Rappresentazione: argomento e complessa questione che attraversa il pensiero occidentale. Le interrogazioni che sollecita e i problemi che apre vengono a comporre un cospicuo ambito concettuale, assai ben riconoscibile e – dirò così – costantemente preso in considerazione, si voglia in rapporto a questioni di gnoseologia, o di estetica o di morale. Tale richiamo per significare l’ingenza, la straordinaria rilevanza e la portata del rappresentare (ovvero quella che ben si è assunta, in epoca moderna – ricordo qui solo i capitali nomi di Leibniz e di Schopenhauer – come la effettiva incidenza della rappresentazione nel determinare un mondo). E massime quando si ragioni del rappresentare, un connotato che interviene nella qualunque elaborazione che metta capo a una quale che sia idea di libertà (singolare e plurale), ma, ancor più, al rappresentare che svolge una sua parte attiva e determinante dentro ogni storicamente determinata relazione sociale.

Chiedo venia al lettore per l’incedere professorale di queste righe (al lettore che, spazientito, avrà probabilmente già smesso di leggerle), ma si assiste – desolante giornaliera constatazione – all’impiego (orale e scritto) di termini (come nel caso di rappresentazione) che imporrebbero una responsabilità in chi li usa, che vorrebbero essere impiegati con cognizione di causa e da chi sia in un, almeno rudimentale, possesso del loro significato.

Nel contesto politico, oggi, in Italia, parole e proposizioni sono troppo spesso pronunciate e formulate da esponenti (parlamentari, amministratori, commentatori) che mostrano di possedere una debole cognizione dei termini che impiegano e delle affermazioni che imbastiscono. È legittimo il sospetto che la più parte ignori il significato e, ancor più, le responsabilità che l’esser consapevoli di quel significato comporterebbe. Del resto, viviamo nella vacua – insignificante orpello ad uso commerciale – cultura del Made in Italy, esaltata dal ministro dei Beni e delle Attività Culturali e del Turismo (ininterrottamente in carica dal 2014), dove, tra molte altre consimili mestizie, un pensiero di Kant è utilizzato come candida suggestione scelta per conferire una patina nobilitante (una certificata ‘superiorità’ etica?) ad una nota ‘firma’ che confeziona abbigliamenti in cachemire.
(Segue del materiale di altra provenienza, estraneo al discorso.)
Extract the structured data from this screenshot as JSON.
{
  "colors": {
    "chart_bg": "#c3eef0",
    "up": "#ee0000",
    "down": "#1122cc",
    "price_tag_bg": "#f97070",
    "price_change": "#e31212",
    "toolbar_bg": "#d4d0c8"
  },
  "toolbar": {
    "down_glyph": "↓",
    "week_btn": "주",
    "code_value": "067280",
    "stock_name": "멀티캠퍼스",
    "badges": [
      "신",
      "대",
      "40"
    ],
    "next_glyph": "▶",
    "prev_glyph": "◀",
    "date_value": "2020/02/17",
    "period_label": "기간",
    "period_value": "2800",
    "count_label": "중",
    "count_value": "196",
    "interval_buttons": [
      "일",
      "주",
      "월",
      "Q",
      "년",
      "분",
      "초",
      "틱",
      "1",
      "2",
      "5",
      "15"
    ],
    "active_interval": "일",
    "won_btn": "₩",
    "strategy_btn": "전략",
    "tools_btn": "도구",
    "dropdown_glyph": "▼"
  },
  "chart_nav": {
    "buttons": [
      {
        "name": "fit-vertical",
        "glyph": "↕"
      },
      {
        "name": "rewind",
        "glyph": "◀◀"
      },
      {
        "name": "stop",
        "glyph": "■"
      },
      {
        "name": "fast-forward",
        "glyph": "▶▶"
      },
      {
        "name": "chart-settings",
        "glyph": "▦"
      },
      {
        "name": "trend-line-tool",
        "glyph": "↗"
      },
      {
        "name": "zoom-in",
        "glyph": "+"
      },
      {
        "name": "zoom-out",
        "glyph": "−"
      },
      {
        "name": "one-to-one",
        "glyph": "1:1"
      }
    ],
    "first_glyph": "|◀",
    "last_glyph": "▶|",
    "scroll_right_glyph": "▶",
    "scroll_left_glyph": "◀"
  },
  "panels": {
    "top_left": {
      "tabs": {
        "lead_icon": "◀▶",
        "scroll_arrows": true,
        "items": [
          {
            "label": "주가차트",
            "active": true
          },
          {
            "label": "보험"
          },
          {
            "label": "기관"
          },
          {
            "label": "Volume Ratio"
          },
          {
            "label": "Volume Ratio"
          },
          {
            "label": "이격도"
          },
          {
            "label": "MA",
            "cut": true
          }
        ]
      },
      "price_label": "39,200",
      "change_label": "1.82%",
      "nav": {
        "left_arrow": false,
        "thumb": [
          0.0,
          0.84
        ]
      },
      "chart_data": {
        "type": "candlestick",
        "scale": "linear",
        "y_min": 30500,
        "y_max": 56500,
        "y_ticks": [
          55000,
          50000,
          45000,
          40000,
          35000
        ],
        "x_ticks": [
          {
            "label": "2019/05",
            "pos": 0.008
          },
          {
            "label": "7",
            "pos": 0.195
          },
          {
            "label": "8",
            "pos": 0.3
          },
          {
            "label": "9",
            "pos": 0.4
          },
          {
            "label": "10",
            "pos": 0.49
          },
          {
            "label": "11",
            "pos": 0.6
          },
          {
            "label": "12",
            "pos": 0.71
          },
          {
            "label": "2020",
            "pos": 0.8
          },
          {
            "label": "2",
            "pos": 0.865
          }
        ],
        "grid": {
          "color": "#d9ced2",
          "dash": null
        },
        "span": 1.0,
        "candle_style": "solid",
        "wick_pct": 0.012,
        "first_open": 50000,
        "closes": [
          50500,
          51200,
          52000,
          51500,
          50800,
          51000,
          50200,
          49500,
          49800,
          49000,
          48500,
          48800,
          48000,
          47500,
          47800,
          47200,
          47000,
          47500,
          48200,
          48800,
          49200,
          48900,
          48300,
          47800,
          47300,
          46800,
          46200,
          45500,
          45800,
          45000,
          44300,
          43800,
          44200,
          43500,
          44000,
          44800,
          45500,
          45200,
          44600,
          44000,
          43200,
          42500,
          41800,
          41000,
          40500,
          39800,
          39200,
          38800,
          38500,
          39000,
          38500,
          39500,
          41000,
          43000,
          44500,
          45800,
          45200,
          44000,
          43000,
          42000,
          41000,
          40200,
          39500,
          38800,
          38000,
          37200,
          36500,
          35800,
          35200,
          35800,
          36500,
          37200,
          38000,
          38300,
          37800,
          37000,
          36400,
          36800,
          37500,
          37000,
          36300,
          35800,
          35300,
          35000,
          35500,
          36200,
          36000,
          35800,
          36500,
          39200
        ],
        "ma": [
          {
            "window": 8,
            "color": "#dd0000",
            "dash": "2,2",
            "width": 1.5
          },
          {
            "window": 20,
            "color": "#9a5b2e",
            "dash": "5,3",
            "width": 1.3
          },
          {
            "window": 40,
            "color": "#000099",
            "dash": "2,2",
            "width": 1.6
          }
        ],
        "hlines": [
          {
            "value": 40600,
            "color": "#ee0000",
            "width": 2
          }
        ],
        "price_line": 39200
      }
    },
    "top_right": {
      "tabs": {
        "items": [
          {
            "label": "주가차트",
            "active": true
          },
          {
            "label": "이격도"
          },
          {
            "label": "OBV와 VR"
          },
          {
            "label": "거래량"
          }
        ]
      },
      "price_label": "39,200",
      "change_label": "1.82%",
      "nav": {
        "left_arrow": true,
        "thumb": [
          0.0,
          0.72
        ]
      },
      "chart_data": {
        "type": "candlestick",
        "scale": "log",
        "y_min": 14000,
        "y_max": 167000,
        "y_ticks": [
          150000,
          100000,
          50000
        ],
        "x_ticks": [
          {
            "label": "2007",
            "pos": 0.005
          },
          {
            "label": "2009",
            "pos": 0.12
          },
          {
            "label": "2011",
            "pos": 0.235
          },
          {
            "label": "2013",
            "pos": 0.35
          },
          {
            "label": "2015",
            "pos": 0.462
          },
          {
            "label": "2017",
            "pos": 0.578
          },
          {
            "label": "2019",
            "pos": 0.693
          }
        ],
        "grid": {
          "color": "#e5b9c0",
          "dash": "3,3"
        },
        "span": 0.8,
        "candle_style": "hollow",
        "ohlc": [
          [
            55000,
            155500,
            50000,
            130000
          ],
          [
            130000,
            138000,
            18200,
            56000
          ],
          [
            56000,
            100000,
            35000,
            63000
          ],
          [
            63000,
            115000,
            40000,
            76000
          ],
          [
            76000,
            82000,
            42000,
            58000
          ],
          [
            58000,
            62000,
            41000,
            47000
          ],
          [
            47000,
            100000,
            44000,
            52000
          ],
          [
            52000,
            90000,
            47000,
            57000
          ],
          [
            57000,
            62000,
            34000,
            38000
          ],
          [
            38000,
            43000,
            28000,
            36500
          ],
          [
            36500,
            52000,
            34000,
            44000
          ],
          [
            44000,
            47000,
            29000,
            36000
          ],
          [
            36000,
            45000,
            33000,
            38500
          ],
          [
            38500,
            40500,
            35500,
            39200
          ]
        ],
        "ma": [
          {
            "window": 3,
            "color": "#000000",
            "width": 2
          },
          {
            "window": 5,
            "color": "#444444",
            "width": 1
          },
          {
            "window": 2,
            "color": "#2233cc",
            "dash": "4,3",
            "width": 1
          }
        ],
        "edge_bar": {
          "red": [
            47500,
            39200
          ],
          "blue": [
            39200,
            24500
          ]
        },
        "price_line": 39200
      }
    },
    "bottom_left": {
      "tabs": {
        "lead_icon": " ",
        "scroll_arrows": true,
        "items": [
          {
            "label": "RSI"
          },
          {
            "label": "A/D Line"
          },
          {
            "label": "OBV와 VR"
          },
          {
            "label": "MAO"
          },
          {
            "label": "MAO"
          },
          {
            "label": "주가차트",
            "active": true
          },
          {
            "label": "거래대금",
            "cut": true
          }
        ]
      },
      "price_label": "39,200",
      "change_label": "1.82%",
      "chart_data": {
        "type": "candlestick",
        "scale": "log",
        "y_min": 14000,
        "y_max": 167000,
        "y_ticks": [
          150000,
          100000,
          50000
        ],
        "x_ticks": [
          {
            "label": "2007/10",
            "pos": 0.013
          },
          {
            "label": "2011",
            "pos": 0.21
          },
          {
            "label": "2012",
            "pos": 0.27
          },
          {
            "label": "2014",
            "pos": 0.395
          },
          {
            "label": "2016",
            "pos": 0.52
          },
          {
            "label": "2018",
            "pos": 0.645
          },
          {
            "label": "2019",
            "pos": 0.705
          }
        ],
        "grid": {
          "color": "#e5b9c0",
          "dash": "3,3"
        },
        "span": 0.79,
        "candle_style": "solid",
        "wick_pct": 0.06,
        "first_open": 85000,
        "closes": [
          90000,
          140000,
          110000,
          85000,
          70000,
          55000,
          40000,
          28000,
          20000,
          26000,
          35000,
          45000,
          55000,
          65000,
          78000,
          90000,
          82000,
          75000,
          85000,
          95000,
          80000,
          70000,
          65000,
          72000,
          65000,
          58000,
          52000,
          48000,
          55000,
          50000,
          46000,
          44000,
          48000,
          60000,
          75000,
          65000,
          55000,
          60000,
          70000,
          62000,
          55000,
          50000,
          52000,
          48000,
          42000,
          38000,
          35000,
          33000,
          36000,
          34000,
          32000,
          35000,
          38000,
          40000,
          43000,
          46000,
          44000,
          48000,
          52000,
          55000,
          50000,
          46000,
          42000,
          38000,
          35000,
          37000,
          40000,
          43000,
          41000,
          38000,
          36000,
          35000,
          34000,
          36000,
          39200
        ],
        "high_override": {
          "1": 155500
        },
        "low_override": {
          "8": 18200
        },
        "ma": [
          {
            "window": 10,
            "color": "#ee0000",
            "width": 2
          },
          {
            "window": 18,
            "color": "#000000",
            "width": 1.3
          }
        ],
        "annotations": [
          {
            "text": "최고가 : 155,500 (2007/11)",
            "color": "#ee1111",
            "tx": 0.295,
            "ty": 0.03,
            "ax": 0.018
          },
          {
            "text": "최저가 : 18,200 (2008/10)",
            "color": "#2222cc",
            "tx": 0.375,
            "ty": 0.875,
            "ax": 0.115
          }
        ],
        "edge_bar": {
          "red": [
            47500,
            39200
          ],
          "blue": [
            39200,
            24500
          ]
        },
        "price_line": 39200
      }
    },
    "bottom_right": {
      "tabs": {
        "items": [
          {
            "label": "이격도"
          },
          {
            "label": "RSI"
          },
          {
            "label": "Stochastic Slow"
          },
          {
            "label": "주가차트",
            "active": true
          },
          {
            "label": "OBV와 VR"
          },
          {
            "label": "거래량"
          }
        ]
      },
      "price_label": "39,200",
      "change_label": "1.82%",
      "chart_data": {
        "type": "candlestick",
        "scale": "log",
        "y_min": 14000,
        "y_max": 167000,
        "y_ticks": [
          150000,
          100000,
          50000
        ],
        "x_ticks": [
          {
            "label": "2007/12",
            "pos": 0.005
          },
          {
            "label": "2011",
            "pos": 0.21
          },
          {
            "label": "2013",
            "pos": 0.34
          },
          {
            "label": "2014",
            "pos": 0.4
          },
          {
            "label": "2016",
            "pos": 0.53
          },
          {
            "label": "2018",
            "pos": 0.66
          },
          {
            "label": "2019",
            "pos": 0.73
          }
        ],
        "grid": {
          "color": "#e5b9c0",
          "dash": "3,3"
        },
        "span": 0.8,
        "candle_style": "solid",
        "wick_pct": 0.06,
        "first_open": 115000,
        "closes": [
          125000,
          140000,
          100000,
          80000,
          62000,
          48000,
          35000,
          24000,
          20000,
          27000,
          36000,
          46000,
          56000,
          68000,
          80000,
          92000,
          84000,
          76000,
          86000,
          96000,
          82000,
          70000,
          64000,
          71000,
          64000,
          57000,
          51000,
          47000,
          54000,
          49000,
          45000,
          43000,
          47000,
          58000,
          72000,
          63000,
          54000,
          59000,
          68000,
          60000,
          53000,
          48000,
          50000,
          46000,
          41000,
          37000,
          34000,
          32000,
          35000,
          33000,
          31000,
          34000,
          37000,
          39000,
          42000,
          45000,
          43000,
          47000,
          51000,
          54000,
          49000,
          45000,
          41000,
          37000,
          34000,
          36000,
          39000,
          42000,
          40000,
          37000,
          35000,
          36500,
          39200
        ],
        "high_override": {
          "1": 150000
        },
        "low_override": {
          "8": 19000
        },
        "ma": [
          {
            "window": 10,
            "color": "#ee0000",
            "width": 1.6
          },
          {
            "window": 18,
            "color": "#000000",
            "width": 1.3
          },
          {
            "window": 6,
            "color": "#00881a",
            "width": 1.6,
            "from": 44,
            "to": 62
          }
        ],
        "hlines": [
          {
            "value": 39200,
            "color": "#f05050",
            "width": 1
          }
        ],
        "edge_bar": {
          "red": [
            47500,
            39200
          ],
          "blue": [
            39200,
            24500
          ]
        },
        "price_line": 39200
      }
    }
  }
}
È questa diffusa insignificanza culturale, l’impoverimento fino alla privazione di senso della gran parte delle parole e delle affermazioni che si ascoltano e si leggono tuttodì, che mi ha spinto a mettere sull’avviso il lettore sulla caratura concettuale – ardua ed elevata – che non va immeschinita quando si fa ricorso al termine rappresentazione. Perché è mia intenzione attenermi ad esso tracciando qui una rapida riflessione sulla rappresentazione di sè che la cultura politica italiana offre, e su come si presenta chi si candida al governo del paese in questa fase storica di collasso ecologico, di pandemia, di guerra, di estrema difficoltà economica, energetica, sociale, ecc.

La rappresentazione è un carattere essenziale, non esornativo o aggiunto, del potere (politico, religioso, statuale). In queste settimane di campagna elettorale il potere si è rappresentato nelle forme (politiche?) della intervista, della breve dichiarazione (il ‘cinguettìo’), della rapida apparizione sulla scena televisiva. Piccole performance una via l’altra, ove parola e immagine si aggregano non in un ragionamento, ma in un personaggio omologato: tanto questo che quello. Dunque: dalla politica alla televisione e ai social. La politica si dà in forma di notizia, di avviso, di giornalata. Il concetto di rappresentazione, come ognun sa, attiene anche allo spettacolo, a quel ‘qui presente davanti a me’ che è una delle accezioni della ratio teatrale.

Il teatro di Varietà si chiudeva con una «Passerella finale». La politica oggi si presenta (si rappresenta) come una «Passerella iniziale». Un «cominci lo spettacolo» che si ferma lì. Non segue alcuna interpretazione, non c’è un testo da agire. Ci sono personaggi in attesa di un ruolo che reciteranno, ahinoi, sull’onda di fatti che non sanno interpretare, controllare. Quell’esser sospinti lo chiamano governare.